“Who would have expected a blue sky in the Kuiper Belt? It’s gorgeous,” remarked Alan Stern, NASA New Horizons principal investigator from the Southwest Research Institute in Boulder, Colorado.
“The striking blue tint tells us about the size and composition of the haze particles,” said new Horizons team researcher Carly Howett. “A blue sky often results from scattering of sunlight by very small particles. On Earth, those particles are very tiny nitrogen molecules. On Pluto they appear to be larger — but still relatively small — soot-like particles we call tholins.”
New Horizons also discovered many small regions of water ice, via the Ralph spectral composition mapper.
“Large expanses of Pluto don’t show exposed water ice,” said science team member Jason Cook, of SwRI, “because it’s apparently masked by other, more volatile ices across most of the planet.

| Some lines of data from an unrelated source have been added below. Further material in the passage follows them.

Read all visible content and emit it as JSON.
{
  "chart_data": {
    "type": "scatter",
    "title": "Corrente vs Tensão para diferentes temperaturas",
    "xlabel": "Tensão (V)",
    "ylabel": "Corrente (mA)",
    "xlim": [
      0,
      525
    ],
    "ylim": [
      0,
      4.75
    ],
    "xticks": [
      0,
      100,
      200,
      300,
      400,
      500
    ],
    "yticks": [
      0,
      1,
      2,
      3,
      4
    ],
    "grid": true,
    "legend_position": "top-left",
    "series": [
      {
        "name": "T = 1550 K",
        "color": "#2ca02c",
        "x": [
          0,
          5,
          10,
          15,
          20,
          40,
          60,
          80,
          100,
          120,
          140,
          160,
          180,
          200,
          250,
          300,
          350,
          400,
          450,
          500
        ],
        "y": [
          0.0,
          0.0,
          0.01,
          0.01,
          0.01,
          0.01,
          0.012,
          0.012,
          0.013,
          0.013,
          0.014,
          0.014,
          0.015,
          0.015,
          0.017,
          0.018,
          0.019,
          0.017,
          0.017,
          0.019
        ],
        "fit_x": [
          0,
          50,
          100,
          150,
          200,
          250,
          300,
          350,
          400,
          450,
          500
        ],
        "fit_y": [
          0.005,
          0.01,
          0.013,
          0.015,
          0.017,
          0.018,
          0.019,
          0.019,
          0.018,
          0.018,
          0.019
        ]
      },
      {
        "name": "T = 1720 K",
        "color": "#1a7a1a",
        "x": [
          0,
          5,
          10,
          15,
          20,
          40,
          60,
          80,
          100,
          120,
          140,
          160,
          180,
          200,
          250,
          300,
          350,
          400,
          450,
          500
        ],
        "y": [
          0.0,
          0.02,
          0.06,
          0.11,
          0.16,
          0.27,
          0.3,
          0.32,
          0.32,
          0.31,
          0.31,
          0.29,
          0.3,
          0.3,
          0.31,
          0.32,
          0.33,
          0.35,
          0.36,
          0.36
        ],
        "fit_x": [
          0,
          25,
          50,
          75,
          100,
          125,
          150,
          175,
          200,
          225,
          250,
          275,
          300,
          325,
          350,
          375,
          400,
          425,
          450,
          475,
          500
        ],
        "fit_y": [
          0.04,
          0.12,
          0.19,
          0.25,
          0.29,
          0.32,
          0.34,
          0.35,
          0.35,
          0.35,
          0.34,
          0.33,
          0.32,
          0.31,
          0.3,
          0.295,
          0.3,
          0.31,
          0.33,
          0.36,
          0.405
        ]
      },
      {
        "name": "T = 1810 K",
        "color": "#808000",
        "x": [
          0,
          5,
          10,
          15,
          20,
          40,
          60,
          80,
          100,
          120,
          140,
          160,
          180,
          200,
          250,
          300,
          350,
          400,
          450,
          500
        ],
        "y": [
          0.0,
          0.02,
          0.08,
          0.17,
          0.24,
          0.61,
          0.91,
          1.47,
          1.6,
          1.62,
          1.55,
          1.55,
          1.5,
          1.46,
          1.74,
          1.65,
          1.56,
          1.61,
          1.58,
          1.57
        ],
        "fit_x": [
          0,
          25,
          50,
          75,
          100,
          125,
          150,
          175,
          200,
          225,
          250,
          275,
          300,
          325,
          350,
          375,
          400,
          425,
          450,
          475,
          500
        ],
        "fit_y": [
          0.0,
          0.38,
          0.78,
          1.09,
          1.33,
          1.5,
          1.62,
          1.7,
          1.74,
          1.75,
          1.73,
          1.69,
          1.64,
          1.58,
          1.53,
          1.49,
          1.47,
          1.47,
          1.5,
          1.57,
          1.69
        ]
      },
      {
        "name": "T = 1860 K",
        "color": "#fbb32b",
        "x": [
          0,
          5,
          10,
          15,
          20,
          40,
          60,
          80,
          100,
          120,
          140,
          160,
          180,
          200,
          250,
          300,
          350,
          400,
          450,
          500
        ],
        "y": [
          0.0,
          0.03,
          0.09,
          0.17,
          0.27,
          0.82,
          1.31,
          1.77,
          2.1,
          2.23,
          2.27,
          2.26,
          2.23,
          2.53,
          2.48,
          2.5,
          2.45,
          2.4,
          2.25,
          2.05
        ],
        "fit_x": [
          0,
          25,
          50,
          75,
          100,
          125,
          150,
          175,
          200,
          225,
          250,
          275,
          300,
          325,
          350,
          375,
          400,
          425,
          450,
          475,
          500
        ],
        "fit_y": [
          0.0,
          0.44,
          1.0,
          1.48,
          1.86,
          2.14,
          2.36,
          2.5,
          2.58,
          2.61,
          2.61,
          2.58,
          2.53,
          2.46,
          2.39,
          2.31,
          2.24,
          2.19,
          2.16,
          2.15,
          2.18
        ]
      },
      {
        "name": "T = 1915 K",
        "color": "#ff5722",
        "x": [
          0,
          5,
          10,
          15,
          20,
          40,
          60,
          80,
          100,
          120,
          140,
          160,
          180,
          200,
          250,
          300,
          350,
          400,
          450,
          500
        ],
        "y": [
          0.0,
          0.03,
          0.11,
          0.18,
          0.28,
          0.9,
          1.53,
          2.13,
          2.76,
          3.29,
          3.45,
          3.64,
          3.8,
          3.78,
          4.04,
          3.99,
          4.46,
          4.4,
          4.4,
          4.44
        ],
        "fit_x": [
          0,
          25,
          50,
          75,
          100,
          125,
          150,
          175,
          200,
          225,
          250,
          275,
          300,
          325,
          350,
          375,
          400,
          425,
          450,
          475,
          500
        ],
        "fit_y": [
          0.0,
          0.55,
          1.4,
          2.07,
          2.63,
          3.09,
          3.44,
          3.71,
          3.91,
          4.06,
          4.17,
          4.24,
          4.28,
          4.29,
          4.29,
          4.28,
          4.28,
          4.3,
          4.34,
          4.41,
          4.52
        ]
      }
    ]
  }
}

Understanding why water appears exactly where it does, and not in other places, is a challenge that we are digging into.”
The photos show that the water ice seems to manifest around craters, crevasses and mountainous regions.
“I’m surprised that this water ice is so red,” says Silvia Protopapa, a science team member from the University of Maryland, College Park. “We don’t yet understand the relationship between water ice and the reddish tholin colorants on Pluto's surface.”